Massachusetts lawmakers in the coming months will be seeking to reconcile several comprehensive health system reform bills aimed at controlling rising health care costs, a follow-up to the enactment of a near-universal coverage expansion in 2006.
At this article’s deadline, several bills were in the state Legislature’s pipeline, including one introduced by the House on May 4 to cut $160 billion in health care spending over the next 15 years. The Senate, which released its own proposal on May 9, also was weighing legislation introduced in 2011 by Gov. Deval Patrick. His plan seeks to move all state-sponsored health coverage to a global fee payment system, while encouraging the growth of accountable care-type organizations, in which physicians and other health professionals would work together to improve health outcomes for patients and lower costs.
“I do think it’s going to happen,” Lynda Young, MD, the Massachusetts Medical Society’s president, said of the prospect that the governor would sign a cost-containment bill by July 31, the end of the state’s formal 2012 legislative session.
In a statement, Dr. Young applauded the inclusion of medical liability relief provisions in the House bill, which were based on language drafted by MMS and other major health advocacy organizations in the state. The measure includes a provision that would make physician apologies for an error inadmissible as evidence in a medical liability lawsuit.
Patrick’s bill contains a similar provision, although Dr. Young said the language in the House bill provides more definition of the concept of “disclosure, apology and offer” than the Patrick bill does.
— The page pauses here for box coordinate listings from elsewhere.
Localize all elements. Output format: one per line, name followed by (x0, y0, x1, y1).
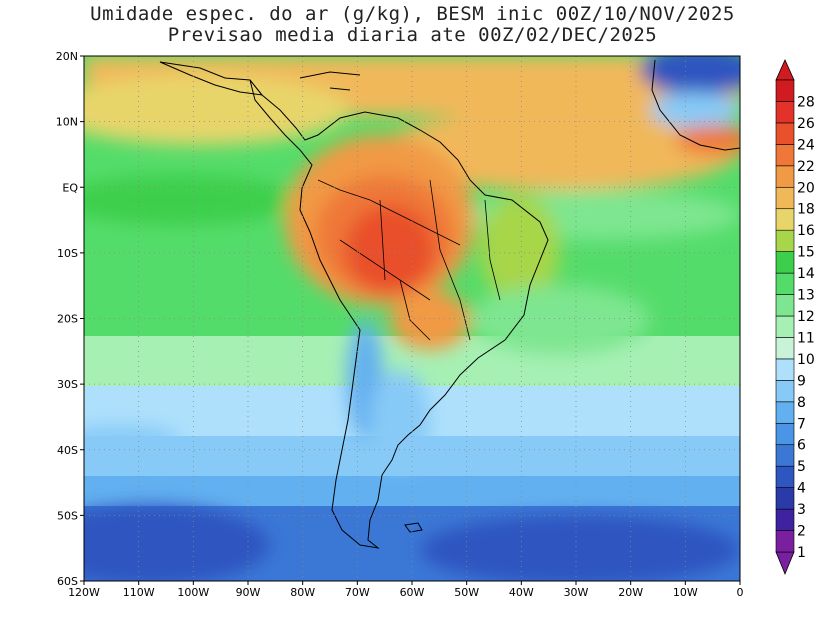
lon-tick-label: 40W (509, 586, 534, 599)
lat-axis: 20N 10N EQ 10S 20S 30S 40S 50S 60S (56, 50, 84, 588)
colorbar-label: 14 (797, 266, 815, 282)
colorbar-swatch (775, 530, 795, 553)
colorbar-label: 4 (797, 481, 806, 497)
colorbar-label: 18 (797, 202, 815, 218)
lon-tick-label: 110W (123, 586, 155, 599)
colorbar-swatch (775, 465, 795, 488)
lat-tick-label: 60S (57, 575, 78, 588)
lon-tick-label: 10W (673, 586, 698, 599)
lon-tick-label: 70W (345, 586, 370, 599)
colorbar-swatch (775, 444, 795, 467)
map-subtitle: Previsao media diaria ate 00Z/02/DEC/202… (167, 24, 658, 46)
colorbar-label: 3 (797, 502, 806, 518)
colorbar-swatch (775, 251, 795, 274)
colorbar-label: 1 (797, 545, 806, 561)
colorbar-swatch (775, 358, 795, 381)
lat-tick-label: 10N (56, 116, 78, 129)
lat-tick-label: 10S (57, 247, 78, 260)
colorbar-label: 16 (797, 223, 815, 239)
colorbar-label: 24 (797, 137, 815, 153)
colorbar-swatch (775, 208, 795, 231)
colorbar-swatch (775, 315, 795, 338)
colorbar-swatch (775, 422, 795, 446)
central-america-coastline (159, 61, 264, 96)
colorbar-swatch (775, 487, 795, 510)
lon-tick-label: 0 (737, 586, 744, 599)
lon-tick-label: 80W (290, 586, 315, 599)
colorbar-label: 12 (797, 309, 815, 325)
lon-tick-label: 100W (177, 586, 209, 599)
lat-tick-label: 30S (57, 378, 78, 391)
colorbar-swatch (775, 165, 795, 188)
colorbar-swatch (775, 380, 795, 403)
colorbar-swatch (775, 101, 795, 124)
colorbar-swatch (775, 229, 795, 252)
colorbar-label: 28 (797, 94, 815, 110)
south-america-coastline (249, 79, 549, 549)
lat-tick-label: 40S (57, 444, 78, 457)
africa-coastline (651, 56, 740, 151)
colorbar-swatch (775, 79, 795, 102)
colorbar-swatch (775, 186, 795, 210)
triangle-down-icon (775, 551, 795, 576)
colorbar-label: 2 (797, 524, 806, 540)
falklands (404, 522, 423, 533)
colorbar-label: 15 (797, 245, 815, 261)
lon-axis: 120W 110W 100W 90W 80W 70W 60W 50W 40W 30W 20W 10W 0 (68, 581, 744, 599)
colorbar-swatch (775, 144, 795, 167)
lat-tick-label: 50S (57, 509, 78, 522)
colorbar-swatch (775, 294, 795, 317)
colorbar-swatch (775, 401, 795, 424)
triangle-up-icon (775, 59, 795, 81)
colorbar-label: 10 (797, 352, 815, 368)
lon-tick-label: 60W (400, 586, 425, 599)
colorbar-label: 26 (797, 116, 815, 132)
colorbar-label: 5 (797, 459, 806, 475)
colorbar-swatch (775, 122, 795, 145)
coastlines (159, 56, 740, 549)
colorbar-label: 13 (797, 288, 815, 304)
lat-tick-label: EQ (62, 181, 78, 194)
national-borders (317, 179, 501, 341)
lon-tick-label: 30W (564, 586, 589, 599)
colorbar-label: 7 (797, 416, 806, 432)
lon-tick-label: 50W (454, 586, 479, 599)
colorbar-swatch (775, 508, 795, 531)
colorbar-label: 20 (797, 180, 815, 196)
colorbar-swatch (775, 272, 795, 295)
lat-tick-label: 20S (57, 313, 78, 326)
lat-tick-label: 20N (56, 50, 78, 63)
humidity-field (84, 56, 740, 581)
colorbar-label: 8 (797, 395, 806, 411)
colorbar-label: 11 (797, 330, 815, 346)
colorbar-swatch (775, 337, 795, 360)
map-title: Umidade espec. do ar (g/kg), BESM inic 0… (90, 3, 735, 25)
lon-tick-label: 120W (68, 586, 100, 599)
colorbar-label: 22 (797, 159, 815, 175)
colorbar-label: 6 (797, 438, 806, 454)
colorbar-label: 9 (797, 373, 806, 389)
lon-tick-label: 20W (618, 586, 643, 599)
caribbean-islands (299, 71, 361, 91)
lon-tick-label: 90W (236, 586, 261, 599)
In particular, the House bill would adopt Michigan’s model to resolve medical liability claims, establishing a 182-day waiting period upon filing a claim notice, “which allows time to do a root-cause analysis on why an error occurred,” Dr. Young said.
The bill also would set firm spending targets to encourage health professionals to help limit spending increases. Dr. Young said some of these cost-control mechanisms are too aggressive. One example is the bill’s proposed formula to control the rise in costs by linking them to the state’s gross domestic product minus 0.5% over a three-year time frame. “We were advocating that it be 1% above GDP over three to five years,” she said, a change that would not restrict cost growth as sharply.
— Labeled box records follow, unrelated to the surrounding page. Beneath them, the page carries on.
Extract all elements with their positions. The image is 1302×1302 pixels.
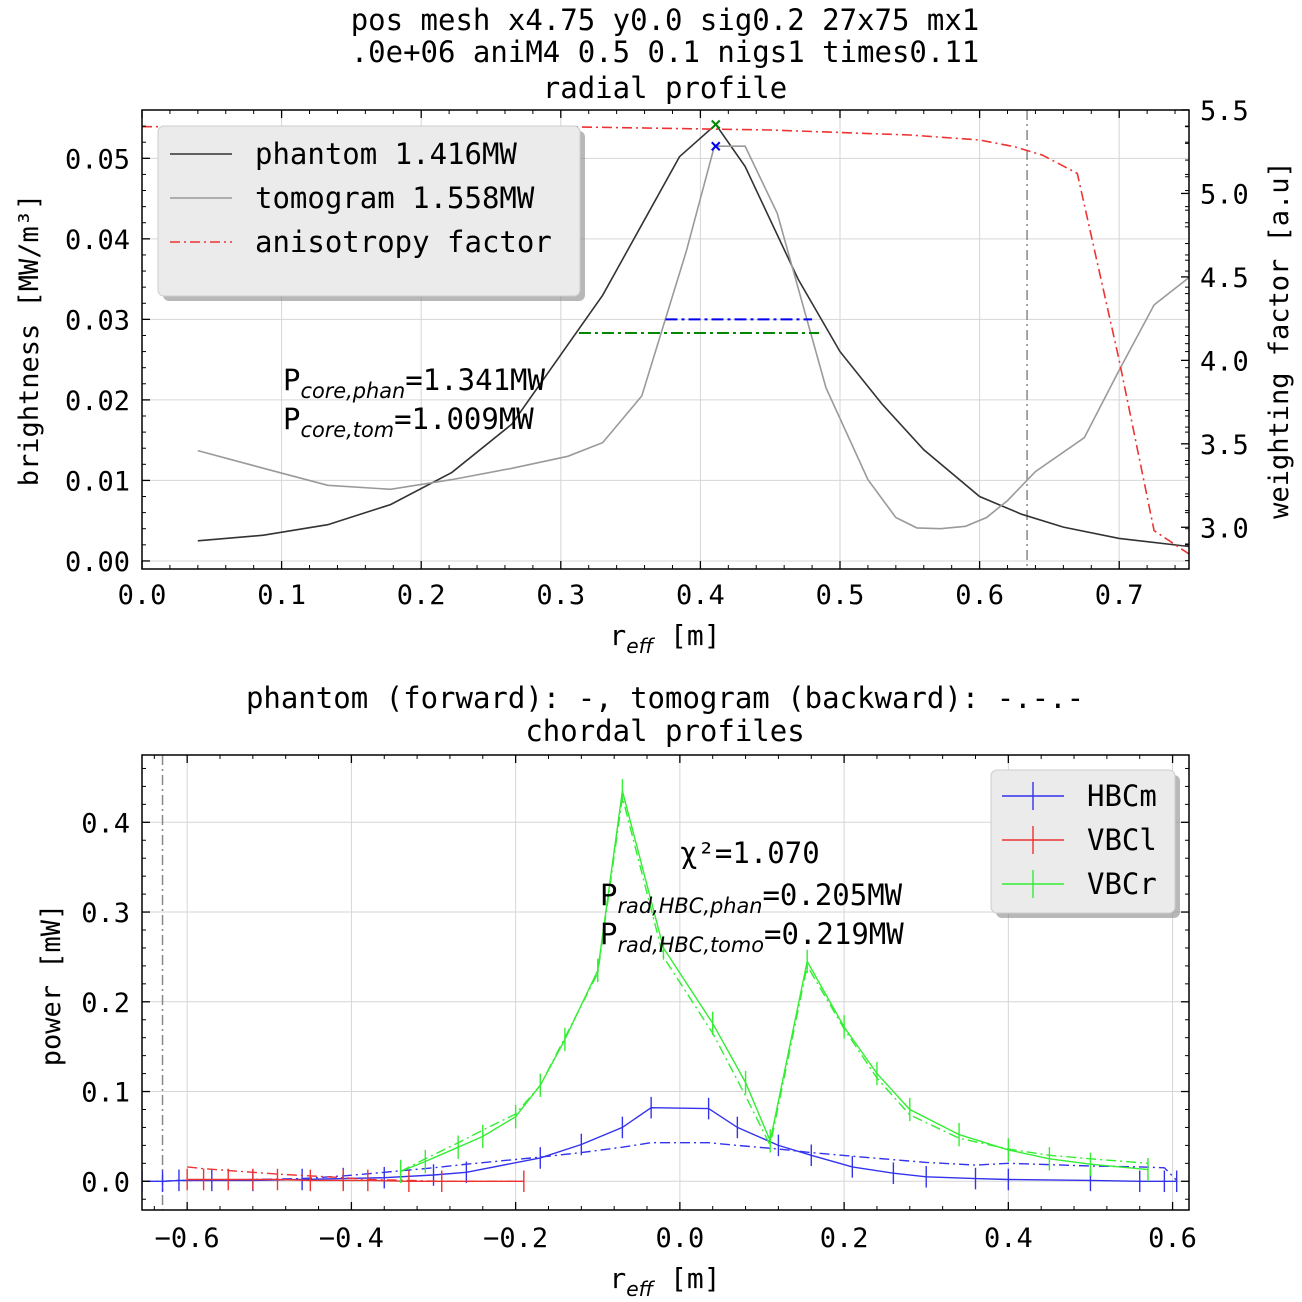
rad-power-phantom-annotation: Prad,HBC,phan=0.205MW xyxy=(600,878,903,918)
x-tick-label: 0.5 xyxy=(816,580,865,611)
y-tick-label: 0.04 xyxy=(65,225,130,256)
x-axis-label-main: r xyxy=(609,1262,626,1295)
rad-power-tomogram-annotation-value: =0.219MW xyxy=(764,917,904,951)
core-power-annotation: Pcore,phan=1.341MW xyxy=(283,363,546,403)
y-tick-label: 0.01 xyxy=(65,466,130,497)
phantom-line-VBCr xyxy=(400,790,1148,1173)
peak-marker xyxy=(711,141,721,151)
y-tick-label: 0.00 xyxy=(65,547,130,578)
core-power-annotation-value: =1.341MW xyxy=(405,363,545,397)
y-tick-label: 0.03 xyxy=(65,305,130,336)
chart-title-line: phantom (forward): -, tomogram (backward… xyxy=(246,681,1084,715)
phantom-line-HBCm xyxy=(142,1106,1177,1183)
axes-frame xyxy=(141,109,1190,570)
legend-label: HBCm xyxy=(1087,779,1157,813)
chordal-profiles-panel: phantom (forward): -, tomogram (backward… xyxy=(36,681,1197,1301)
legend-label: anisotropy factor xyxy=(255,225,552,259)
y2-tick-label: 5.5 xyxy=(1200,96,1249,127)
x-axis-label-value: [m] xyxy=(653,1262,720,1295)
x-tick-label: 0.4 xyxy=(676,580,725,611)
y-axis-label: power [mW] xyxy=(36,904,67,1067)
tomogram-line-VBCr xyxy=(400,797,1148,1173)
y-tick-label: 0.2 xyxy=(81,988,130,1019)
plot-area xyxy=(142,110,1189,569)
x-tick-label: 0.2 xyxy=(820,1223,869,1254)
legend: HBCm VBCl VBCr xyxy=(990,769,1180,918)
y-tick-label: 0.05 xyxy=(65,144,130,175)
x-axis-label: reff [m] xyxy=(609,619,720,658)
legend-label: VBCl xyxy=(1087,823,1157,857)
x-tick-label: 0.0 xyxy=(118,580,167,611)
y-tick-label: 0.02 xyxy=(65,386,130,417)
y-axis-label: brightness [MW/m³] xyxy=(14,194,45,487)
y2-tick-label: 5.0 xyxy=(1200,179,1249,210)
x-tick-label: 0.4 xyxy=(984,1223,1033,1254)
x-tick-label: 0.3 xyxy=(536,580,585,611)
x-axis-label-sub: eff xyxy=(626,634,655,658)
x-tick-label: 0.6 xyxy=(1148,1223,1197,1254)
core-power-annotation-sub: core,tom xyxy=(300,418,394,442)
rad-power-tomogram-annotation: Prad,HBC,tomo=0.219MW xyxy=(600,917,904,957)
y-tick-label: 0.4 xyxy=(81,808,130,839)
y-tick-label: 0.3 xyxy=(81,898,130,929)
x-axis-label: reff [m] xyxy=(609,1262,720,1301)
core-power-annotation-main: P xyxy=(283,402,300,436)
y2-tick-label: 4.5 xyxy=(1200,263,1249,294)
core-power-annotation-sub: core,phan xyxy=(300,379,405,403)
series-line-tomogram xyxy=(197,145,1189,530)
y2-tick-label: 3.0 xyxy=(1200,513,1249,544)
series-line-phantom xyxy=(197,123,1189,548)
rad-power-phantom-annotation-value: =0.205MW xyxy=(762,878,902,912)
x-tick-label: 0.6 xyxy=(955,580,1004,611)
x-axis-label-value: [m] xyxy=(653,619,720,652)
legend-box xyxy=(990,769,1176,914)
chart-title-line: radial profile xyxy=(543,71,787,105)
axes-frame xyxy=(141,754,1190,1211)
chart-title-line: .0e+06 aniM4 0.5 0.1 nigs1 times0.11 xyxy=(351,35,980,69)
core-power-annotation-value: =1.009MW xyxy=(394,402,534,436)
x-tick-label: −0.6 xyxy=(155,1223,220,1254)
x-tick-label: 0.7 xyxy=(1095,580,1144,611)
core-power-annotation: Pcore,tom=1.009MW xyxy=(283,402,534,442)
chart-title-line: pos mesh x4.75 y0.0 sig0.2 27x75 mx1 xyxy=(351,3,980,37)
rad-power-tomogram-annotation-main: P xyxy=(600,917,617,951)
chi-square-annotation: χ²=1.070 xyxy=(680,836,820,870)
y2-tick-label: 3.5 xyxy=(1200,430,1249,461)
legend-label: tomogram 1.558MW xyxy=(255,181,535,215)
x-axis-label-main: r xyxy=(609,619,626,652)
x-tick-label: −0.2 xyxy=(483,1223,548,1254)
legend-box xyxy=(157,125,581,297)
legend: phantom 1.416MW tomogram 1.558MW anisotrop… xyxy=(157,125,585,301)
tomogram-line-HBCm xyxy=(142,1141,1178,1183)
radial-profile-panel: pos mesh x4.75 y0.0 sig0.2 27x75 mx1.0e+… xyxy=(14,3,1295,658)
core-power-annotation-main: P xyxy=(283,363,300,397)
legend-label: phantom 1.416MW xyxy=(255,137,517,171)
y-tick-label: 0.0 xyxy=(81,1167,130,1198)
x-tick-label: 0.0 xyxy=(655,1223,704,1254)
plot-area xyxy=(142,755,1178,1210)
x-axis-label-sub: eff xyxy=(626,1277,655,1301)
rad-power-tomogram-annotation-sub: rad,HBC,tomo xyxy=(617,933,764,957)
x-tick-label: 0.1 xyxy=(257,580,306,611)
x-tick-label: 0.2 xyxy=(397,580,446,611)
chart-title-line: chordal profiles xyxy=(525,714,804,748)
peak-marker xyxy=(711,119,721,130)
y2-axis-label: weighting factor [a.u] xyxy=(1264,161,1295,519)
legend-label: VBCr xyxy=(1087,867,1157,901)
x-tick-label: −0.4 xyxy=(319,1223,384,1254)
y-tick-label: 0.1 xyxy=(81,1078,130,1109)
y2-tick-label: 4.0 xyxy=(1200,346,1249,377)
rad-power-phantom-annotation-sub: rad,HBC,phan xyxy=(617,894,762,918)
rad-power-phantom-annotation-main: P xyxy=(600,878,617,912)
The House bill contains language similar to the governor’s bill regarding provisions to establish accountable care organizations and alternative payment methodologies, such as global and bundled payments, allowing for voluntary participation on the part of physicians and patients. Under such models, doctors would receive set payments per a specific time period or patients’ episodes of care rather than just on the volume of services they provide.
A switch to a global payment system would eliminate some of the administrative burdens associated with fee-for-service billing, said Bill TenHoor, president of TenHoor & Associates, a health care consulting firm in Duxbury, Mass. “Physicians spend several hours a day with paperwork, and they’d prefer not to,” he said. Though procedure-based coding isn’t going to go away completely, global payments would give physicians more time to interact with their patients — particularly the sicker ones — if they are implemented effectively, TenHoor said.
But while the global payment concept has proven to control costs and is well accepted by a number of doctors, especially those in larger health systems, it “isn’t going to work in every practice system in every part of the state,” Dr. Young said.
In February, the AMA issued a manual to help physicians navigate emerging payment models that are being promoted as alternatives to fee-for-service, such as capitation, shared savings and bundled payments.